Una notizia passata in sordina nei media nazionali, e la triste narrazione della cronaca locale continua a parlare di “operai morti sul lavoro”. “Morte sul lavoro”.
Ma chiamiamo le cose con il loro nome. Per essere chiamato “operaio”, ho bisogno di un contratto che mi inquadri in tal senso.
La morte dei due immigrati egiziani, in attesa di permesso di soggiorno, non è una morte sul lavoro. Per essere una morte sul lavoro, ci deve essere un contratto di lavoro, ma i due giovani egiziani, giunti in Italia per cercare un po’ di fortuna, il contratto di lavoro non l’avevano visto nemmeno con il binocolo.
Al momento del decesso, ha appurato la procura che ora aperto un’inchiesta per omicidio colposo contro il titolare della ditta di traslochi e il presidente della cooperativa, stavano lavorando in nero, senza alcun contratto.
Perché anche nel ricco e produttivo Veneto si muore di sfruttamento. Quello clandestino.

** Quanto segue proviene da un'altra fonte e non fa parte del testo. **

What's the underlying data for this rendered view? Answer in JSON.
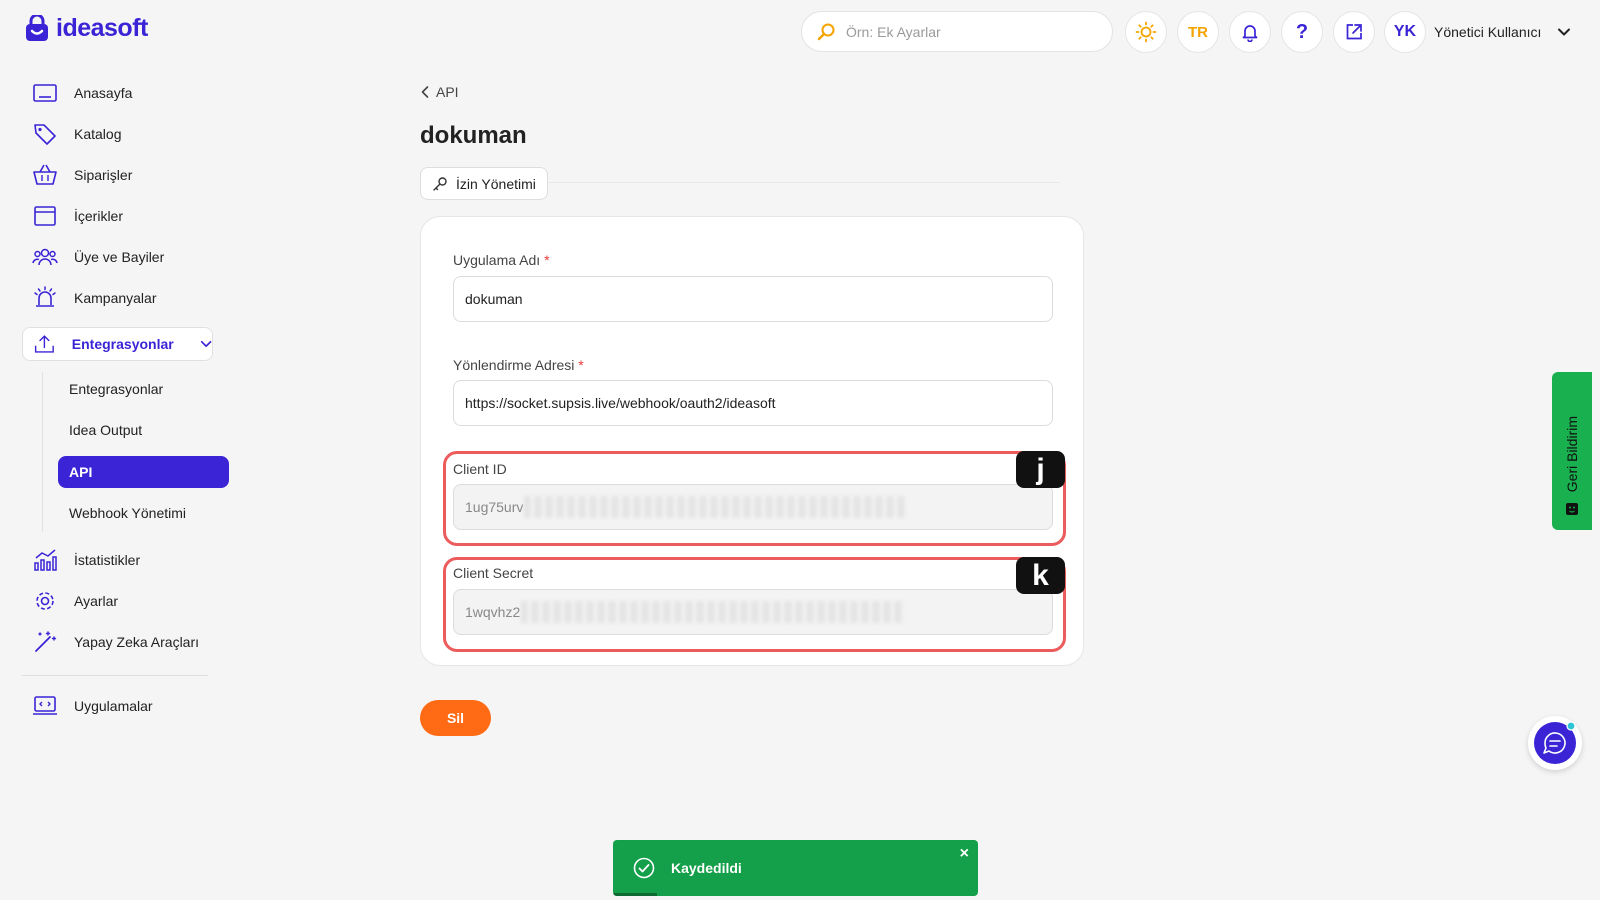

In una regione del resto, dove gli immigrati non erano poi così graditi, ma nei campi ci sono loro. Nei cantieri edili anche. Tra i rider spiccano le persone di colore. E se qualcuno suona il campanello, si sente ancora dire: “Non vogliamo niente grazie”.

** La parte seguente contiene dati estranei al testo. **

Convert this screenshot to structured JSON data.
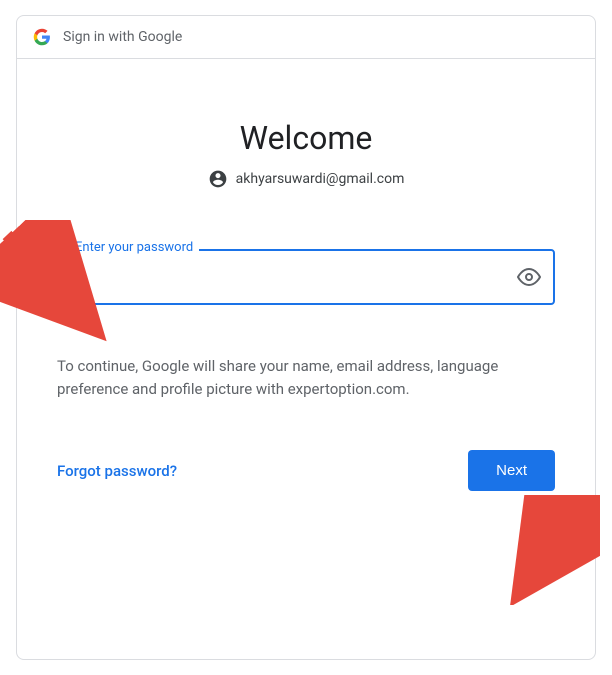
{
  "header": {
    "title": "Sign in with Google"
  },
  "main": {
    "welcome": "Welcome",
    "email": "akhyarsuwardi@gmail.com",
    "password_label": "Enter your password",
    "password_value": "",
    "disclosure": "To continue, Google will share your name, email address, language preference and profile picture with expertoption.com.",
    "forgot_label": "Forgot password?",
    "next_label": "Next"
  }
}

I due giovani sono stati colpiti dai miasmi di idrogeno solforato che si creano nella materia in decomposizione. Il primo si era calato nella fossa e si era sentito male, il suo amico si era precipitato a salvarlo e sono morti entrambi.
Da quella fossa non sono più risaliti. Li ha portati via il carro funebre, ancora con la tuta bianca e gli stivali addosso, senza alcuna protezione al viso.

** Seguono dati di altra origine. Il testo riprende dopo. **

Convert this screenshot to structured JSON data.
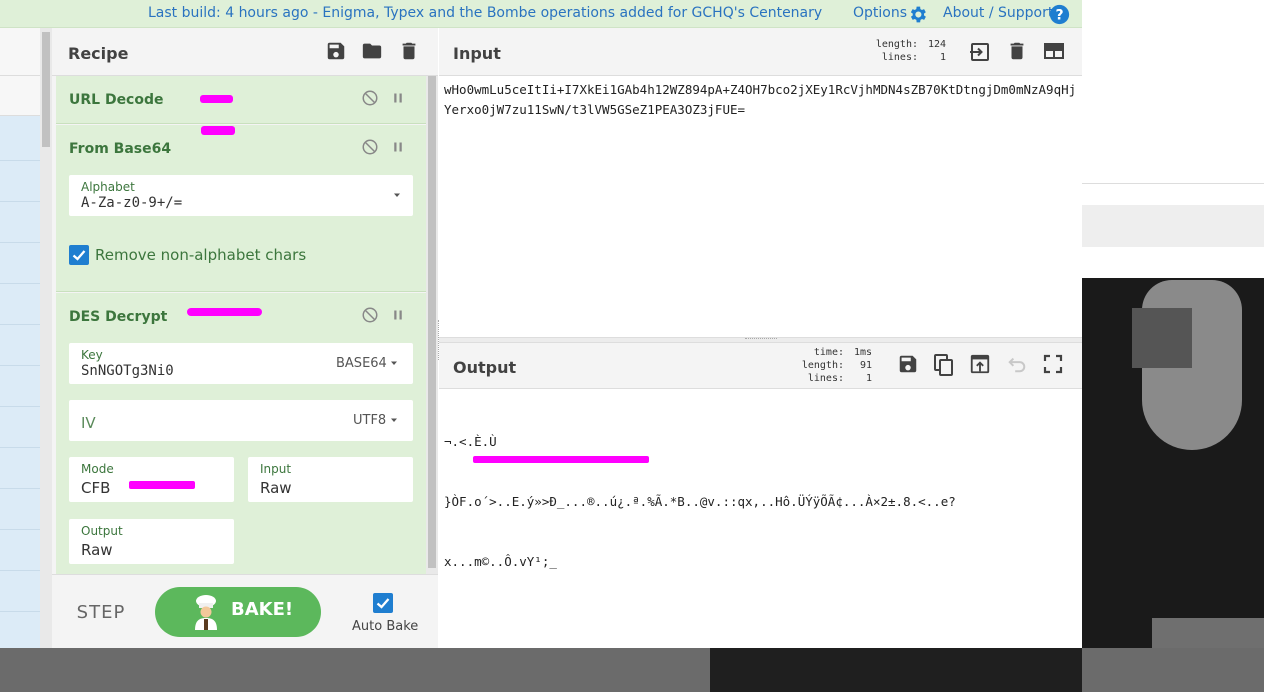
{
  "banner": {
    "build_text": "Last build: 4 hours ago - Enigma, Typex and the Bombe operations added for GCHQ's Centenary",
    "options_label": "Options",
    "about_label": "About / Support"
  },
  "recipe": {
    "title": "Recipe",
    "operations": [
      {
        "name": "URL Decode"
      },
      {
        "name": "From Base64",
        "alphabet_label": "Alphabet",
        "alphabet_value": "A-Za-z0-9+/=",
        "remove_label": "Remove non-alphabet chars",
        "remove_checked": true
      },
      {
        "name": "DES Decrypt",
        "key_label": "Key",
        "key_value": "SnNGOTg3Ni0",
        "key_encoding": "BASE64",
        "iv_label": "IV",
        "iv_encoding": "UTF8",
        "mode_label": "Mode",
        "mode_value": "CFB",
        "input_label": "Input",
        "input_value": "Raw",
        "output_label": "Output",
        "output_value": "Raw"
      }
    ]
  },
  "controls": {
    "step_label": "STEP",
    "bake_label": "BAKE!",
    "autobake_label": "Auto Bake",
    "autobake_checked": true
  },
  "input": {
    "title": "Input",
    "length_label": "length:",
    "length_value": "124",
    "lines_label": "lines:",
    "lines_value": "1",
    "text": "wHo0wmLu5ceItIi+I7XkEi1GAb4h12WZ894pA+Z4OH7bco2jXEy1RcVjhMDN4sZB70KtDtngjDm0mNzA9qHjYerxo0jW7zu11SwN/t3lVW5GSeZ1PEA3OZ3jFUE="
  },
  "output": {
    "title": "Output",
    "time_label": "time:",
    "time_value": "1ms",
    "length_label": "length:",
    "length_value": "91",
    "lines_label": "lines:",
    "lines_value": "1",
    "lines": [
      "¬.<.È.Ù",
      "}ÒF.o´>..E.ý»>Ð_...®..ú¿.ª.%Ã.*B..@v.::qx,..Hô.ÜÝÿÕÃ¢...À×2±.8.<..e?",
      "x...m©..Ô.vY¹;_"
    ]
  }
}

E anche qui, come al solito, nella catena delle responsabilità, non si capisce chi abbia commissionato cosa. Pare che la vecchia proprietà, ossia una cooperativa per migranti, avesse promesso alla nuova proprietaria di far trovare la villa tutta quanta a posto. Sempre per la serie: vogliamo che sia tutto perfetto. Nelle nostre vite instagrammabili e perfette non ci deve mai sfuggire un cazzo di niente. Però pare che i lavori dentro la fossa avesse dovuto realizzarli un’altra società che in effetti aveva iniziato un primo intervento. Di cosa ci facessero lì i due egiziani, rimane quindi, per ora, un mistero.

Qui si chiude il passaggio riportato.